What was reassuring was that everyone was nervous that last day. Everyone had questions about the written assessment. Everyone had worries about the practical assessment. We were connected in our concern and we were community in the comfort we provided to each another. I wasn’t alone. I was with a group of Seabirds.

So day 3, the last day,  started. We had a round table discussion on what we had learnt and what we would take away from the course. A really positive way to start the day as we shared our stories. Then it was time to be assessed in the water. We were split into 2 groups and had been given a skill to coach the night before. There would be pack swimming in a group of 9 at the end. My mind started searching for the fear, but it just wasn’t there. The whole group had witnessed me at my worst, they knew I hated it and Will who was coaching the pack swimming session was able to adapt it. I was at ease. So we did it, with me right on the furthest edge obviously. Christine, a very gentle woman positioned herself right beside me to ensure I was OK. And never left my side reassuring me with her calm presence. But then Will asked the question. Did anyone want to change position? And I did. I wanted to know what it felt like to be in the middle, amongst melee. He shouted go from he other end and I swam. It wasn’t long before I was kicked hard in the leg (still bruised now), swallowed a gob full of water and was left behind by the faster swimmers. This time there was a smile, not sobbing. I’d done it.

It was with heavy hearts that we all said good bye to each other and swapped details at the end of the course. But we were all really excited to get home and put our new coaching skills into practice. It’s an incredible course and one which  would thoroughly recommend. And I will, in another blog………

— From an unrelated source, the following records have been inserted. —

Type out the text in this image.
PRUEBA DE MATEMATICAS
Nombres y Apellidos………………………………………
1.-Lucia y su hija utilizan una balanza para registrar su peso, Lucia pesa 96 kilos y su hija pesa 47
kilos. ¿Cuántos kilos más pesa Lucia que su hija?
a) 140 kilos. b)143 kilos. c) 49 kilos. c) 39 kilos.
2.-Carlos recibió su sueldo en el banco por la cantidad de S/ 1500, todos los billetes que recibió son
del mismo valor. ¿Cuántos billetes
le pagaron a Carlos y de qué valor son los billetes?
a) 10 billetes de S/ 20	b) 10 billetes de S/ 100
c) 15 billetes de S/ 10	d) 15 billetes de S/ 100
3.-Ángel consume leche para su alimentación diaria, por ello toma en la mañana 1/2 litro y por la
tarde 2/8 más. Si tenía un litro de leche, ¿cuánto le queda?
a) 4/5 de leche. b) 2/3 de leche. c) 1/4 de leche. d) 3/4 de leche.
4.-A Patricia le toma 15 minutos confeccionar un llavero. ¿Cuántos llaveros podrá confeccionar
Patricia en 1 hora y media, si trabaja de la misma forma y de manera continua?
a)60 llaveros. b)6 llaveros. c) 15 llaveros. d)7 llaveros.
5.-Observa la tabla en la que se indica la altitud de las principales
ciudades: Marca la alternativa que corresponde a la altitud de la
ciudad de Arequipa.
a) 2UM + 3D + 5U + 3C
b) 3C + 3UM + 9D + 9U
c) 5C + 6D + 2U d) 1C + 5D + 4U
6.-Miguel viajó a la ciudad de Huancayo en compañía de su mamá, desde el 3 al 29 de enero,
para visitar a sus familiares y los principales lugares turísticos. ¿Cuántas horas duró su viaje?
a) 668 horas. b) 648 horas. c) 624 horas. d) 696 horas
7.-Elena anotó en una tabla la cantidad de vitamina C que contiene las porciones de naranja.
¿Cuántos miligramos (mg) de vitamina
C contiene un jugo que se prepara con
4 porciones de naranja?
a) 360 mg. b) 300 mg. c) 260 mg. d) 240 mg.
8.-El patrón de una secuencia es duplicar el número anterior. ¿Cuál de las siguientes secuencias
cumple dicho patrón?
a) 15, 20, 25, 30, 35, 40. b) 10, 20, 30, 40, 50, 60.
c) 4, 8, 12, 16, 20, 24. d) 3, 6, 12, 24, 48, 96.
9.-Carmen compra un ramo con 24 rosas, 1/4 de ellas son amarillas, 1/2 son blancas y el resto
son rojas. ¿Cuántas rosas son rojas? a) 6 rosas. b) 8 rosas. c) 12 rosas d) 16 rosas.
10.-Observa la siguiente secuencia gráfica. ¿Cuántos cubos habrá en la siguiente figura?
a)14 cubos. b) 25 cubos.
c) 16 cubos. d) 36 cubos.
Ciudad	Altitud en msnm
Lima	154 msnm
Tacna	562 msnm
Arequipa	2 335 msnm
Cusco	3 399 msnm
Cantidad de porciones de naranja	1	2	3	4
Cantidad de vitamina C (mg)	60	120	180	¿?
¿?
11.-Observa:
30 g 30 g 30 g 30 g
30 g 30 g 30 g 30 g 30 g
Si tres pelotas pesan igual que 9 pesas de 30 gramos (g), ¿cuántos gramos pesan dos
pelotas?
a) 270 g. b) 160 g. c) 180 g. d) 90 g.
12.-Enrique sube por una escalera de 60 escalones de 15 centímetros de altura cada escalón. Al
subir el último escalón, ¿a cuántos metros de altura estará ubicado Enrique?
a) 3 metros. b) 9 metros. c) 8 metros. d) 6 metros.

My mental health is the biggest challenge I face on a daily basis. It tells me I can’t do things, when I can. It tells me I don’t need to do things when I do. But the sense of achievement of when I can and when I do in the context of my anxiety and depression is my Olympic medal. And as my mum always said, a smooth sea never made a good sailor. Or in this case a skilled Open Water Swimming Coach.

Author: Seabird Kath

Note: The featured image is a coaching session on pack swimming before we lined up at the start line. As Denise says – “we’re all friends here, until someone says go!” And my goodness did she go – I quite literally ate her bubbles. I managed to keep up with them for at least 2 strokes and I survived the washing machine it created. I put myself right in the middle and I survived.

Big thanks to Will, Rob, Christine, Amanda, Julie, Ellen, Lisa, Denise and of course Keri-anne for spending an amazing three days with me.